2012年7月7日土曜日

2012 INDYCAR 佐藤琢磨コメント49:R10 ホンダ・インディー・トロント Day1 プラクティス1 「トップ10で順調とはいえ、まだイニシャルセッティングを確認しただけにすぎないんですよ。午後のセッションでもう少しスピードアップできればいいな、というところです」

ホンダ・インディー・トロント
トロント市街地コース 1.75マイル×85周

Day1 プラクティス1
1分01秒4414 10位 18周走行


「滑り出しとしては悪くないです。3年間のトロントでは一番順調です」

Jack Amano(以下――):最初のプラクティスでトップ10でしたけど、今年のトロントでのマシンは良い感じですか? 去年までだとグリップの悪いコースは苦手としていましたが?
佐藤琢磨:トロントは過去2年間、KVのみんながストラグルしてて、あんまり良くなかった。でも、今日のKVは調子良かったみたい(笑)。まぁ、皮肉なもんですけど……。僕としては、最初のトップ10にギリギリでも入り込めたっていうのは、滑り出しとしては悪くないと思います。これまでのトロントでの出足に見る限りでは、3年間の中で一番順調ですからね。
――路面のアチコチに濃い黒色のパッチが見えるんですが、舗装が結構変わっているんでしょうか?
佐藤琢磨:はい。特にターン1を過ぎてからターン3までの15秒間のバックストレートは、全部再舗装されて、バンプもすごく少なくなったし、ヘアピン状のターン3へのブレーキングもものすごくスムーズになってます。ブレーキングポイントも奥になったし、制動時間も短くなっていて、なおかつグリップ力も高いので、そこは良いと思うんですけど、相変わらず例によってほとんどすべてのコーナーのエイペックスがコンクリートパッチで、本当に”サンクス・コンクリート”って感じです。なんで一番クルマが曲がっている時に足下すくうんですかね? 本当に嫌な感じ(笑)。
――ターン1の出口では全員カウンター当ててますね。
佐藤琢磨:あそこは結局どういうことかと言うと、ターン1に入って行くところまではいいんですね。でも、最初にフロントタイヤがコンクリートに乗ってプッシュアンダーになって、後輪も乗って滑り出す。次にアスファルトの部分にフロントタイヤが行くと、そっちはグリップし始めてクルマは曲がり始める。まだリヤはコンクリートの上だから滑ってるままで、カウンターを当てなきゃならない。どんなセットアップにしても、その基本的なバランスは変わらないんですよね。だけど、その中でいかにアンダーステア、オーバーステアの量を少なくするかっていうのをできるのが速いチームだと思います。
――プラクティス1を走った自分のマシンのデキはどれぐらいですか?
佐藤琢磨:トップ10で順調とはいえ、10番なんであんまり満足ではないですけど、最初のセッションはライドハイトだったり、ギヤレシオだったりという確認がありますからね。特に、このチームは08年のライアン・ハンター-レイを走らせた年にトロントに来てないので、05年とかのチャンプカー時代まで戻らないとデータがない。そういう中でイニシャルセッティングを確認しただけに近いんですよ、プラクティス1は。だから、午後のセッションでもう少しスピードアップできればいいな、というところです。

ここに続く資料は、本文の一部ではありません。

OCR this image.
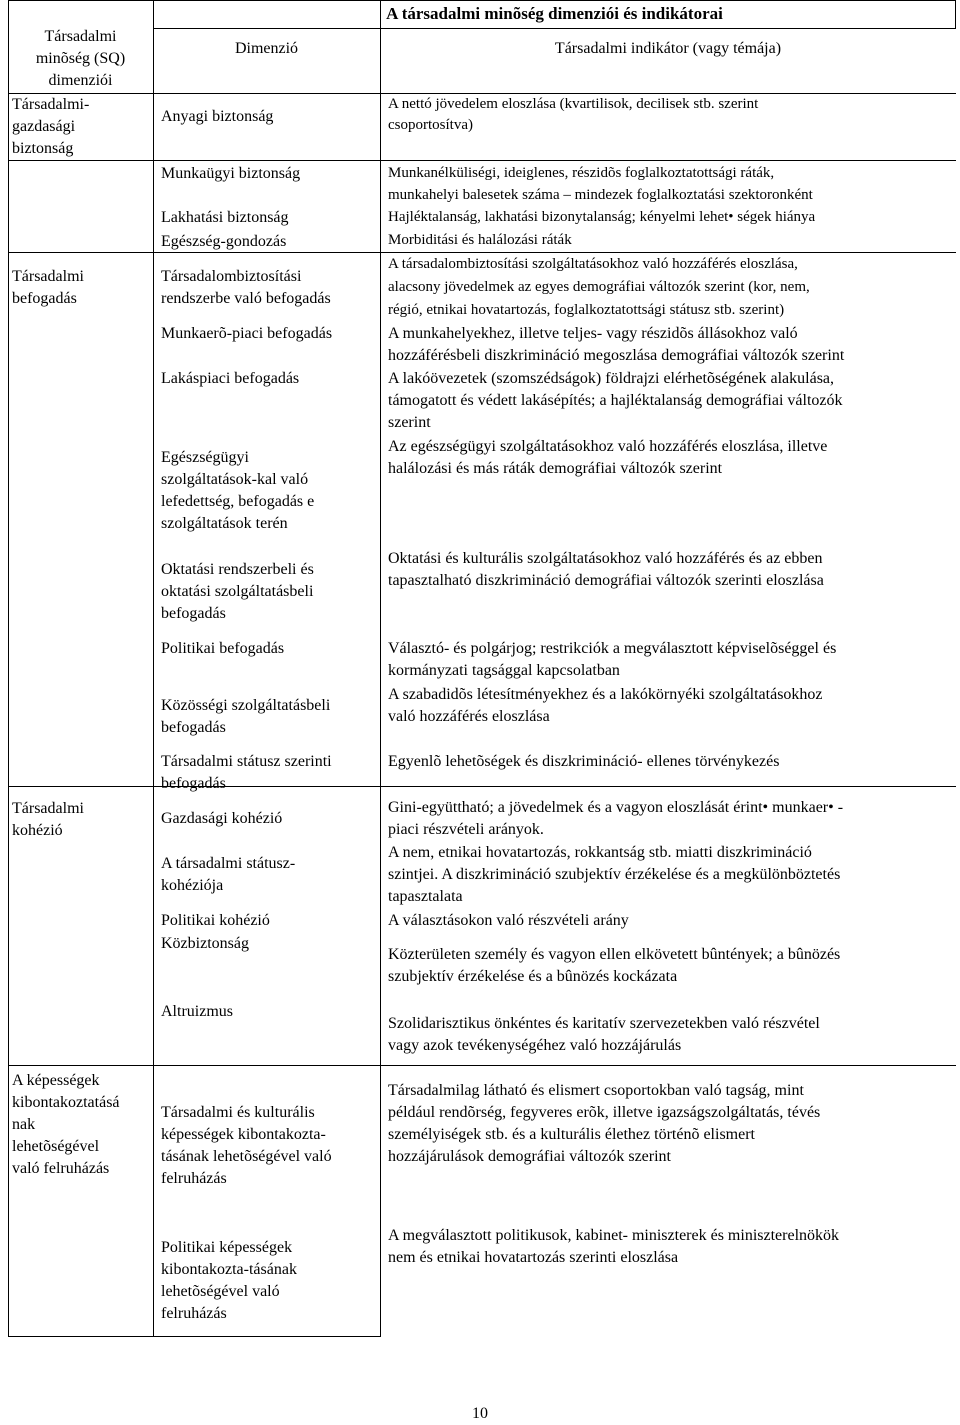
A társadalmi minõség dimenziói és indikátorai
Társadalmi
minõség (SQ)
dimenziói
Dimenzió	Társadalmi indikátor (vagy témája)
Társadalmi-
gazdasági
biztonság
Társadalmi
befogadás
Társadalmi
kohézió
A képességek
kibontakoztatásá
nak
lehetõségével
való felruházás
Anyagi biztonság
Munkaügyi biztonság
Lakhatási biztonság
Egészség-gondozás
Társadalombiztosítási
rendszerbe való befogadás
Munkaerõ-piaci befogadás
Lakáspiaci befogadás
Egészségügyi
szolgáltatások-kal való
lefedettség, befogadás e
szolgáltatások terén
Oktatási rendszerbeli és
oktatási szolgáltatásbeli
befogadás
Politikai befogadás
Közösségi szolgáltatásbeli
befogadás
Társadalmi státusz szerinti
befogadás
Gazdasági kohézió
A társadalmi státusz-
kohéziója
Politikai kohézió
Közbiztonság
Altruizmus
Társadalmi és kulturális
képességek kibontakozta-
tásának lehetõségével való
felruházás
Politikai képességek
kibontakozta-tásának
lehetõségével való
felruházás
A nettó jövedelem eloszlása (kvartilisok, decilisek stb. szerint
csoportosítva)
Munkanélküliségi, ideiglenes, részidõs foglalkoztatottsági ráták,
munkahelyi balesetek száma – mindezek foglalkoztatási szektoronként
Hajléktalanság, lakhatási bizonytalanság; kényelmi lehet• ségek hiánya
Morbiditási és halálozási ráták
A társadalombiztosítási szolgáltatásokhoz való hozzáférés eloszlása,
alacsony jövedelmek az egyes demográfiai változók szerint (kor, nem,
régió, etnikai hovatartozás, foglalkoztatottsági státusz stb. szerint)
A munkahelyekhez, illetve teljes- vagy részidõs állásokhoz való
hozzáférésbeli diszkrimináció megoszlása demográfiai változók szerint
A lakóövezetek (szomszédságok) földrajzi elérhetõségének alakulása,
támogatott és védett lakásépítés; a hajléktalanság demográfiai változók
szerint
Az egészségügyi szolgáltatásokhoz való hozzáférés eloszlása, illetve
halálozási és más ráták demográfiai változók szerint
Oktatási és kulturális szolgáltatásokhoz való hozzáférés és az ebben
tapasztalható diszkrimináció demográfiai változók szerinti eloszlása
Választó- és polgárjog; restrikciók a megválasztott képviselõséggel és
kormányzati tagsággal kapcsolatban
A szabadidõs létesítményekhez és a lakókörnyéki szolgáltatásokhoz
való hozzáférés eloszlása
Egyenlõ lehetõségek és diszkrimináció- ellenes törvénykezés
Gini-együttható; a jövedelmek és a vagyon eloszlását érint• munkaer• -
piaci részvételi arányok.
A nem, etnikai hovatartozás, rokkantság stb. miatti diszkrimináció
szintjei. A diszkrimináció szubjektív érzékelése és a megkülönböztetés
tapasztalata
A választásokon való részvételi arány
Közterületen személy és vagyon ellen elkövetett bûntények; a bûnözés
szubjektív érzékelése és a bûnözés kockázata
Szolidarisztikus önkéntes és karitatív szervezetekben való részvétel
vagy azok tevékenységéhez való hozzájárulás
Társadalmilag látható és elismert csoportokban való tagság, mint
például rendõrség, fegyveres erõk, illetve igazságszolgáltatás, tévés
személyiségek stb. és a kulturális élethez történõ elismert
hozzájárulások demográfiai változók szerint
A megválasztott politikusok, kabinet- miniszterek és miniszterelnökök
nem és etnikai hovatartozás szerinti eloszlása
10
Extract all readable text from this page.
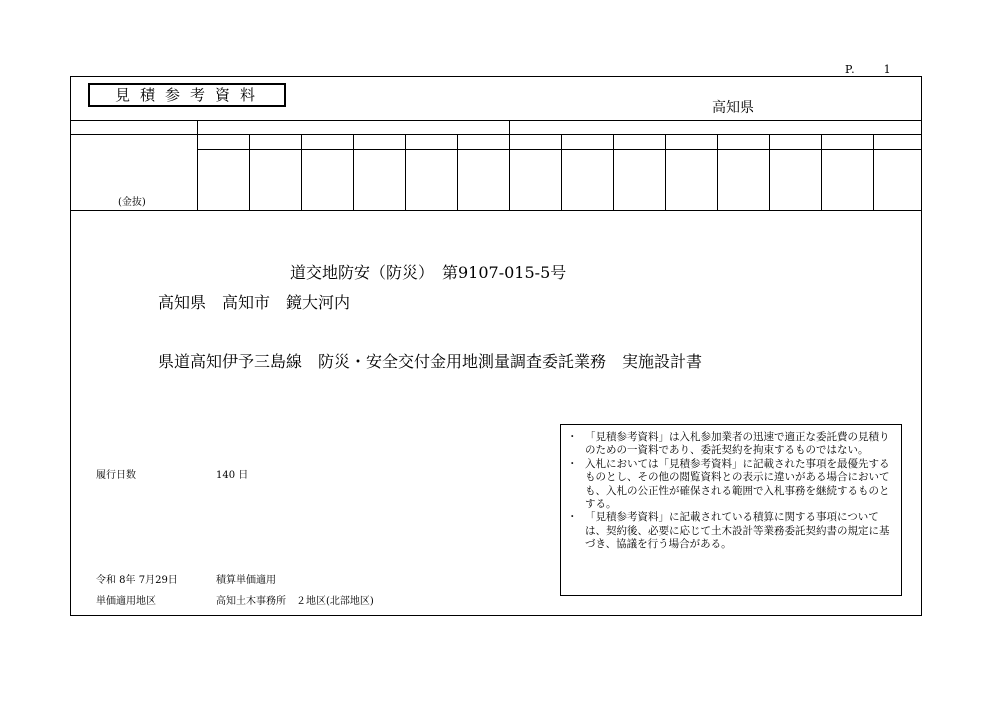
P.	1
見積参考資料
高知県
(金抜)
道交地防安（防災）　第9107-015-5号
高知県　高知市　鏡大河内
県道高知伊予三島線　防災・安全交付金用地測量調査委託業務　実施設計書
履行日数	140 日
令和 8年 7月29日	積算単価適用
単価適用地区	高知土木事務所　２地区(北部地区)
・ 「見積参考資料」は入札参加業者の迅速で適正な委託費の見積りのための一資料であり、委託契約を拘束するものではない。
・ 入札においては「見積参考資料」に記載された事項を最優先するものとし、その他の閲覧資料との表示に違いがある場合においても、入札の公正性が確保される範囲で入札事務を継続するものとする。
・ 「見積参考資料」に記載されている積算に関する事項については、契約後、必要に応じて土木設計等業務委託契約書の規定に基づき、協議を行う場合がある。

「プッシュ・トゥ・パスはオーバーテイクには効くと思います。
インディー500にあったらなぁ……」
――じゃ、まだプッシュ・トゥ・パスどころではないですか?
佐藤琢磨:いや、確認はしましたよ。
――パワーの感じはどうでした?
佐藤琢磨:10kPAのブーストアップは良いと思います。でもまだシステムチェック状態だったこともあって、それほど大きな違いというものは感じなかったですけど、オーバーテイクには間違いなく良いものとなるはずです。
――じゃ、佐藤選手としてはプッシュ・トゥ・パス導入は歓迎ですね?
佐藤琢磨:まぁ、どれぐらい使えるのかにもよりますけど。プッシュ・トゥ・パスがインディー500であったらなぁ……なんてね。